A number of different types of mold are available to make this type of product. Some of the most common materials used in this technique are UP, vinyl ester and phenolic for thermosetting polymers, and PTFE or polytetrafluoroethylene for thermoplastics. Carbon fibers are often added to these materials to create composites that offer both the advantages of the individual constituents and provide unique properties like strength, ductility and electrical conductivity.
Regardless of the specific material, it is important to establish proper process parameters. This includes the appropriate temperature and pressure, as well as the mold design, which can impact how easily or difficult it is to push the material into the desired shape. The tooling can be designed with shear edges to help control the amount of flash that is produced, and it should also include water lines for heating, curing and cooling.
Injection Molding
The injection molding process is ideal for large scale production of polymer-based products with complex shapes. It is a repeatable process that produces a high quality of finished parts. Injection molding is used in the healthcare industry to produce a wide range of products from plastic syringes to instruments for medical procedures.
During this process, the raw material in the form of pellets is heated under pressure to a molten state and then injected into a mould in a very quick manner to fill the entire space. The build-up of pressure packs and holds the molten material together, solidifying into the shape of the product part. Once the molded part has cooled down, it is ejected from the mould by a clamping unit.
Achieving the desired appearance, strength, and performance of an injection molded product requires a precise blend of raw materials that can include virgin pellets, pelletized post-consumer waste, scrap regrind, colorants, performance or property additives, and other fillers. The exact formulation of these ingredients must be carefully controlled to maintain a consistent quality for every manufactured product. Injection molding is an environmentally friendly process that generates less waste than many other manufacturing methods. However, upfront costs can be quite high for this type of process due to the high initial investment in machine and mould tooling.
Vacuum Casting
Vacuum casting is a manufacturing process that draws liquid casting material into a mold through vacuum, unlike injection molding which pushes the material into the mold. This makes it ideal for making parts with undercuts and fine details. It also allows coloring pigments to be added for a wide range of colors. The molds for this type of casting are usually made from silicone, and they have a lifespan of around 20 casts before needing to be replaced. The molds must be cleaned regularly to prevent clogging by resins and other contaminants. They are also sprayed with special mold release agent and sometimes even put in a vacuum chamber for degassing and to ensure air bubbles are removed, before being placed in an oven to cure.

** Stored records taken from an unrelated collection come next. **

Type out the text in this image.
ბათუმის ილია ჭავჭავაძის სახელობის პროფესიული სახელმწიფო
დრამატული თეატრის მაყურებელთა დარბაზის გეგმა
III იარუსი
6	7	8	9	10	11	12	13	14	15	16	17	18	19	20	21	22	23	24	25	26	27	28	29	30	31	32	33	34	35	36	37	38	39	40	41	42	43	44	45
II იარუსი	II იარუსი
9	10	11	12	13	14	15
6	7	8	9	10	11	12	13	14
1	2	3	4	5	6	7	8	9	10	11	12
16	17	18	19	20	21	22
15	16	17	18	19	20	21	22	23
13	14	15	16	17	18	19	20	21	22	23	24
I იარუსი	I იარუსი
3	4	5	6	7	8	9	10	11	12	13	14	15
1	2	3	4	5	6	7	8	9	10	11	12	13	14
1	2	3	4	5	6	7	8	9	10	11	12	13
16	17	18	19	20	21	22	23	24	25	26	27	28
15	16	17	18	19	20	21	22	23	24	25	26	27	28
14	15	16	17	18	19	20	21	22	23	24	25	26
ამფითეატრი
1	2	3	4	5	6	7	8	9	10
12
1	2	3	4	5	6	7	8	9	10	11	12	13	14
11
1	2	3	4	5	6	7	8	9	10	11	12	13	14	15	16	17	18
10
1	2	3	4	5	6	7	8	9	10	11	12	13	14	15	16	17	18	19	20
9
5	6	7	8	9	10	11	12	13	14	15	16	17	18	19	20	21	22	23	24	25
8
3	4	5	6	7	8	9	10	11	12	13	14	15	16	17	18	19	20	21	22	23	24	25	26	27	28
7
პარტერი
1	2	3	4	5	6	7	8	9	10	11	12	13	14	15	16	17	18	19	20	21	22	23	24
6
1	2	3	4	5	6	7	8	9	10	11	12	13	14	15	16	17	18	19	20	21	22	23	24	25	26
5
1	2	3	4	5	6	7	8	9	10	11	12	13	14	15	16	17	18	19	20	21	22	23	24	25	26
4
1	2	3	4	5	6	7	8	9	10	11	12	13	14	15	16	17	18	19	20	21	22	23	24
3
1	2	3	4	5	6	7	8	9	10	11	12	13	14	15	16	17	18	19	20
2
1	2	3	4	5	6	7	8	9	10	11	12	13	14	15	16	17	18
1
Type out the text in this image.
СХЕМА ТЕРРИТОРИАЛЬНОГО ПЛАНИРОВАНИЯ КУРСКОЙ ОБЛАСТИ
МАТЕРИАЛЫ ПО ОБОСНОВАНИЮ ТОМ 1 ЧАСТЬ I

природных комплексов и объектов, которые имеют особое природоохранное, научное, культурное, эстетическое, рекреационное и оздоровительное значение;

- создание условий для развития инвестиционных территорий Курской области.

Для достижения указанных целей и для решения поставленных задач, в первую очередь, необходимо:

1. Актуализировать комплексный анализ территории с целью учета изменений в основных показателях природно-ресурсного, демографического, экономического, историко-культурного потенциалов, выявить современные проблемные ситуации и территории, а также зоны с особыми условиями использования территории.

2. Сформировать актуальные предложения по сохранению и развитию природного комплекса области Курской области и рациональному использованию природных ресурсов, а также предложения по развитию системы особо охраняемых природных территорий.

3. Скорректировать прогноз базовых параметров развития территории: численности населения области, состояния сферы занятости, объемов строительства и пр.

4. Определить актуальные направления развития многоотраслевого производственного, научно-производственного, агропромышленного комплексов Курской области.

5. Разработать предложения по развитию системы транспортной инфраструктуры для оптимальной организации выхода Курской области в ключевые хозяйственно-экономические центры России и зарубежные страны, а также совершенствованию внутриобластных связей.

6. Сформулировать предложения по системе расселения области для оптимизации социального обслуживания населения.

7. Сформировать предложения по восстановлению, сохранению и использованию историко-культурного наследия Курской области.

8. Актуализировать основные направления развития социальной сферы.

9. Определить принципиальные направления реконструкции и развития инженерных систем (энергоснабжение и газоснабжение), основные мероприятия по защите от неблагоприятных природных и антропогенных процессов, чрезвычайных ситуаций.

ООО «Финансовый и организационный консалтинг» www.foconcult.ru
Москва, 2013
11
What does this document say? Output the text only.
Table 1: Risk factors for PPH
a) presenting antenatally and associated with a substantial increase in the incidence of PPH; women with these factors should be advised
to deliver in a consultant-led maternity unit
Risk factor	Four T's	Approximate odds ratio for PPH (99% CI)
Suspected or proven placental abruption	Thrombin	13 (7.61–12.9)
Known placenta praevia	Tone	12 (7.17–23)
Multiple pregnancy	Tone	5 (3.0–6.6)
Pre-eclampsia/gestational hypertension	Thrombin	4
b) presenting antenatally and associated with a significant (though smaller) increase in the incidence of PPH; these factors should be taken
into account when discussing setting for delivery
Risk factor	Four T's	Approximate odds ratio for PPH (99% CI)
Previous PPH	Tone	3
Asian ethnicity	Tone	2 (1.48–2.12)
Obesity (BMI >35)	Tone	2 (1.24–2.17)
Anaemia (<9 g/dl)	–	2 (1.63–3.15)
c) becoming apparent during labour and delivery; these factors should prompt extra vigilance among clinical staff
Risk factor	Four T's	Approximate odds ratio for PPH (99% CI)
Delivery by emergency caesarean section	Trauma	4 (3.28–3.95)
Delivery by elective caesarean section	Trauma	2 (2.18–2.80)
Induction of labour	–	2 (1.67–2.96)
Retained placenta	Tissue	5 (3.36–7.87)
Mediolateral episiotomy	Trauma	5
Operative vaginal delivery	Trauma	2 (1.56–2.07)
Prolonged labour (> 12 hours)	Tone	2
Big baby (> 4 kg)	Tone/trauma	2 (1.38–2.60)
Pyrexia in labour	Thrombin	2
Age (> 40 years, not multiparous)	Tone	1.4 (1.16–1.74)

Before starting the casting process, a flawless master pattern must be made. This can be done through 3D printing or CNC machining, Silicone rubber parts depending on the design requirements. The finished master pattern must accurately embody the CAD model, and have ultra-smooth surfaces, hardness and chemical and temperature resistance.
A high-quality tin-cure or platinum-cure silicone is used for the vacuum casting. This type of silicone offers a low shrink rate and enables the part to retain its shape after casting. It is highly recommended to choose a 40-50 Shore A hardness for a durable and long-lasting mold.